The Art Of Chocolate Chip Cookie Making

Most all the great bakers and chefs will tell you that it is not what recipe you use, but how you make it and how much of you is put into the dish. Reading a book on southern cooking, the author makes mention of this as well. He describes how the cooks put their soul into their food. The simplest of dishes that have much more to them.

I will be upfront in telling you the cookie recipe is everywhere. The one on the back of the chocolate chips bag. We all have one, the Tollhouse cookie recipe.

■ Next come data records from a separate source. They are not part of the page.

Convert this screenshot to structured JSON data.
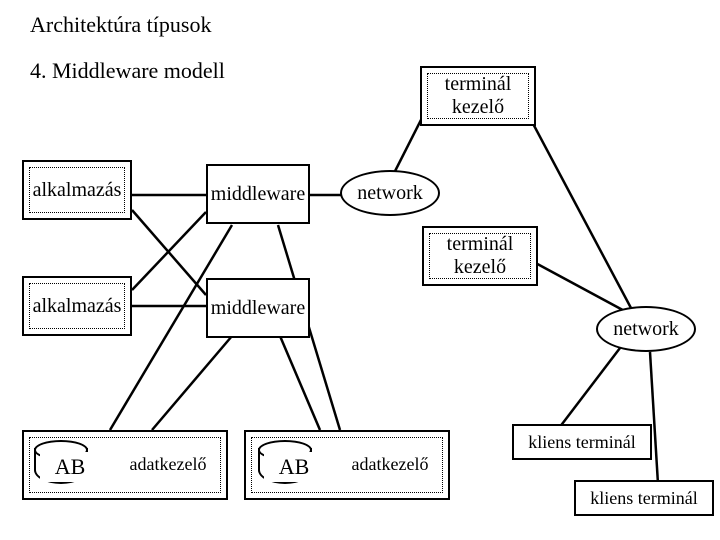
{
  "title": "Architektúra típusok",
  "subtitle": "4. Middleware  modell",
  "labels": {
    "app1": "alkalmazás",
    "app2": "alkalmazás",
    "mw1": "middleware",
    "mw2": "middleware",
    "term1a": "terminál",
    "term1b": "kezelő",
    "term2a": "terminál",
    "term2b": "kezelő",
    "net1": "network",
    "net2": "network",
    "ab1": "AB",
    "ab2": "AB",
    "data1": "adatkezelő",
    "data2": "adatkezelő",
    "client1": "kliens terminál",
    "client2": "kliens terminál"
  }
}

2 1/4 cups all-purpose flour

1 teaspoon baking soda

1 teaspoon salt

1 cup Land O Lakes® Butter, softened

3/4 cup sugar

3/4 cup firmly packed brown sugar

1 teaspoon vanilla

2 large Eggs

1 (12-ounce) package (2 cups) semi-sweet chocolate chips

1 cup chopped nuts

How to make

  1. STEP 1

    Heat oven to 375°F.

  2. STEP 2

    Combine flour, baking soda, and salt in small bowl. Set aside.

  3. STEP 3

    Combine butter, sugar, brown sugar, and vanilla at high speed in a large bowl. Beat, scraping bowl often, until creamy. Add eggs one at a time, beating well after each addition. Gradually add flour mixture, beating at low speed after each addition. Stir in chips and nuts.

  4. STEP 4

    Drop dough by rounded tablespoonfuls onto ungreased cookie sheets. Bake 9-11 minutes or until golden brown. Cool 2 minutes on cookie sheets; remove to cooling rack. Cool completely.

    Recipe  Nestle®.

My story is not about Nestle, but about Elmoin Smith. He is my Stepfather, and he passed away many years ago. I as others called him Al. He was a 5th-grade school teacher in Midland, Michigan. Al was direct and I thought caustic at times, but you knew where you stood with him. It was Al who taught me how to make these cookies. I still make them on occasion today.

I had made them before and used a dump method, and basically dumped all the ingredients in one bowl and stirred. This was not the Smith Method.  He had me start with butter, and it had to be beaten. Not smushed or spread. Margarine was not acceptable, but it had to be butter. I would grab the large silver metal bowl and sit at the table and beat the butter into submission with a wooden spoon. I made it the creamiest I could. He would have me add an ingredient at a time and blend it in well. Well for Al was at least 5 minutes.

The next to add was sugar. I would blend and beat until it was back to creamy. Then the eggs and vanilla, I turned it into a runny mess and soon it was smooth again. The next to last was the flour. I stirred and stirred with that wooden spoon till my arms almost fell off, and I am sure I broke several spoons over the years. When everything was back smooth and creamy, the chips would be added. We never added a whole bag, just half.

I learned that whoever made the dough got to lick the bowl. I would leave a smidggenin the bottom for me. My treat for all that hard labor.  Spoon onto the sheet and bake until the edges turned light brown and the shine was gone in the center.

I never understood why they tasted so different. years later, Alton Brown explained some of it. By beating the sugar into the butter, I was making holes in the fat molecules and that let the creations bake much better. “Yeah Right, Alton.”

I think as I reflect now, that it had nothing to do with ingredients, but time. Al spent all that time with me, teaching me a process. I thought of it as magic, but at a deeper level, it was caring. Al cared that I learned how to do it in the right way.

Watching now as other’s cook, and bake, I see that small caring come out. In an age of fast everything, things don’t taste the same. I buy the premade dough from Nestle in the tube and the cookies pale in comparison to those of the Smith method. He taught me to add soul to my cookies. Something I am forever grateful to him for. Maybe this weekend, another batch.